On one such occasion, my daughter and I had just concluded a long, overwrought argument in a restaurant, my husband and son trying desperately to act like they weren’t with us, even though we were all at the same table. It finally seemed like my family would be able to move on to a nice dinner; peace and harmony had been thrown up in the air, but were once again beginning to settle on us like a blanket. Nevertheless, upon hearing the last half-hearted diss my daughter flung at me, which ordinarily I would have easily ignored for the greater good, Estelle came roaring forth. I found myself actually snorting and loudly muttering, in the most unmotherly way imaginable, “Give me a break.” Fortunately, all at the table, including my daughter, were so astonished at this aberration, the complete abandon of such a declaration, its sheer reckless nerve, that everyone started laughing and dinner was saved. But in another surfacing of Estelle, I wasn’t so lucky. My son was fervently and sincerely, if a just a wee bit sanctimoniously, trying to explain why something had mattered to him, and Estelle burst free, changing my aspect so completely that she was virtually corporeal like Hyde. Momentarily whisking me to some far away place, where she apparently knew I’d secretly rather be, she blithely sighed, “Blah, Blah, Blah,” in an absent-minded, sing song kind of way. My son and I were both shocked. We had just seen and heard something or someone that wasn’t at all the entity usually in charge, and this force, whatever it was, was completely unconcerned with his feelings. Estelle, it seems, doesn’t give a good goddamn about anyone but me. My son told me it was probably the coldest, and therefore the most hurtful thing I had ever done or said to him, and I could see why. Yow.

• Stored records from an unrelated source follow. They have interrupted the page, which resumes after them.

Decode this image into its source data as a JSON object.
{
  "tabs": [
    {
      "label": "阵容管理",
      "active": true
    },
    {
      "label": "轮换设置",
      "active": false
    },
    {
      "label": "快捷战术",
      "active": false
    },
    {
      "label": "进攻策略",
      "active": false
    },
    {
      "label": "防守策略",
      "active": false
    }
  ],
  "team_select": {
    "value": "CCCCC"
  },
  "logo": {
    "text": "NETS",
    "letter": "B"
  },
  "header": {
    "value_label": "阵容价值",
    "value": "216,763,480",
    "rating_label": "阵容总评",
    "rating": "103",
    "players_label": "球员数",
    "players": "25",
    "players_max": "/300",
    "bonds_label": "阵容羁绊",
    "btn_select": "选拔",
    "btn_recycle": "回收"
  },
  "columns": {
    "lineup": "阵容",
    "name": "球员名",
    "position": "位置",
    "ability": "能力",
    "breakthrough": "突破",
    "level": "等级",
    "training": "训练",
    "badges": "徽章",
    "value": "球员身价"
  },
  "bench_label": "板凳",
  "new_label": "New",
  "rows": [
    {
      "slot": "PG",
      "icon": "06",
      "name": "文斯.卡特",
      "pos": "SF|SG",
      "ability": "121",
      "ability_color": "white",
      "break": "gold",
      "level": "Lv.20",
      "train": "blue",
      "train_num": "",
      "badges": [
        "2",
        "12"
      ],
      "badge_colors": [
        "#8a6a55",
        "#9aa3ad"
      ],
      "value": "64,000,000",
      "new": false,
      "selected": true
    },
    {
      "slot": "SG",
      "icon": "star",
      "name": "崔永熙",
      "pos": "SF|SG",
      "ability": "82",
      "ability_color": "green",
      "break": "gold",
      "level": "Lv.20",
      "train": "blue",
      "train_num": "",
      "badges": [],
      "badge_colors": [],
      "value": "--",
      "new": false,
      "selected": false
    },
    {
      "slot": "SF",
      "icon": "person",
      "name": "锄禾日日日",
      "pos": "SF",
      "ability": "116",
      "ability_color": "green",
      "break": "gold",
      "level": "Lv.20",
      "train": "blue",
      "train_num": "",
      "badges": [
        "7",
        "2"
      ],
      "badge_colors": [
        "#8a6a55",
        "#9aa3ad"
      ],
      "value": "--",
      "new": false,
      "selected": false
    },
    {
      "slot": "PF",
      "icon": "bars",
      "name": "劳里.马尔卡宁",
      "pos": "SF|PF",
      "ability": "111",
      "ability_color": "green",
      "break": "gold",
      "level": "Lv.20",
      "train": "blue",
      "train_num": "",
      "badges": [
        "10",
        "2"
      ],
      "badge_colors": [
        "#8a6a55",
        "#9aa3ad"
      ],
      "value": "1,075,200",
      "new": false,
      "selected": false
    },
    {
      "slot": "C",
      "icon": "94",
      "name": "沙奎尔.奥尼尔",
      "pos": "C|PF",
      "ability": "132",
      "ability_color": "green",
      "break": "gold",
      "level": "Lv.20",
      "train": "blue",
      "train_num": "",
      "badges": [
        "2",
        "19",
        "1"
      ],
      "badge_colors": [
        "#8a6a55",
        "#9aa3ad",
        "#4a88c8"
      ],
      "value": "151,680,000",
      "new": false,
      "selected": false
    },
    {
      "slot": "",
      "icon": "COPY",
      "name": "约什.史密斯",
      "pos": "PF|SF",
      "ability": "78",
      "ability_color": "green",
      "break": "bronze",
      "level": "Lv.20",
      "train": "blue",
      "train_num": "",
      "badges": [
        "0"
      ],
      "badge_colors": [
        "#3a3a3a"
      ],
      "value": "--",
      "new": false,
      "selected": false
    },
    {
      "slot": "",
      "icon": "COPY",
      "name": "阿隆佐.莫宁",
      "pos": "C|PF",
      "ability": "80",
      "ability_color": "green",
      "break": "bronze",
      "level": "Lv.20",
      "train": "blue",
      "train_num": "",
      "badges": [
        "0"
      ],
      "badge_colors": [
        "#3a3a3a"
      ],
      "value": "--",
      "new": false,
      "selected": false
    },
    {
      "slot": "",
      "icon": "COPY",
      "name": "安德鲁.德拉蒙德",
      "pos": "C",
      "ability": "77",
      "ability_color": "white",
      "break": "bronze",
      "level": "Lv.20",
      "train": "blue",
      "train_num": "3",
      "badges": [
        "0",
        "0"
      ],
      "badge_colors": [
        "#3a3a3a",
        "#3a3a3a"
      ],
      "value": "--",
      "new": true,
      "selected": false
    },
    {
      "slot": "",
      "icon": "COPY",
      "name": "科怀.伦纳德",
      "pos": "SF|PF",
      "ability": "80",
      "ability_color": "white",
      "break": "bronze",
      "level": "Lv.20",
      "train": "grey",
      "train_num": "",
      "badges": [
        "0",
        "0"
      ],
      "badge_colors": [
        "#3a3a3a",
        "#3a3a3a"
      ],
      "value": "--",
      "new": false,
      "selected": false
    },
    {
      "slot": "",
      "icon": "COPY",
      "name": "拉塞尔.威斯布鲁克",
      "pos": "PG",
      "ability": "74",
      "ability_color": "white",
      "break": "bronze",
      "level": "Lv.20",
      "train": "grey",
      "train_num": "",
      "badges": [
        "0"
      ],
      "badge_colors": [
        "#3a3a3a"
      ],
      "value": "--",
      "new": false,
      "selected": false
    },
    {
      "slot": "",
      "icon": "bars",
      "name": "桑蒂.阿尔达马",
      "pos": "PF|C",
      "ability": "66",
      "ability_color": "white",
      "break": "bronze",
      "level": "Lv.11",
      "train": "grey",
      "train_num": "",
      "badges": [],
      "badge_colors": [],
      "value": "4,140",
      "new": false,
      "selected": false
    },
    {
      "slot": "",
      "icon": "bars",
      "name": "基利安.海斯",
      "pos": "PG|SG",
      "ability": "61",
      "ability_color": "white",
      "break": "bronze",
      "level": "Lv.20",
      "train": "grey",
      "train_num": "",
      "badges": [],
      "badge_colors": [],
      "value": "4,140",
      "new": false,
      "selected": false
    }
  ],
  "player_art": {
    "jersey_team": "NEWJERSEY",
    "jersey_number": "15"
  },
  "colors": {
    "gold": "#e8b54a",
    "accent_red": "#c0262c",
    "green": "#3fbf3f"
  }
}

Poor Estelle! She only wants me to remain true to myself. She champions my causes. But she has indeed led me to hurt people I love when I’ve let her steer the bus. She takes me to the other extreme. So, to actually remain true to myself, my entire self, I’ll take her under advisement, but negotiate compromise and find my center. Thanks Estelle! Now, will you shut up?










She might be a reckless driver, but it sounds like Estelle makes life aboard the bus colorful and fun and keeps the rest of the gang honest. Great redesign of the blog!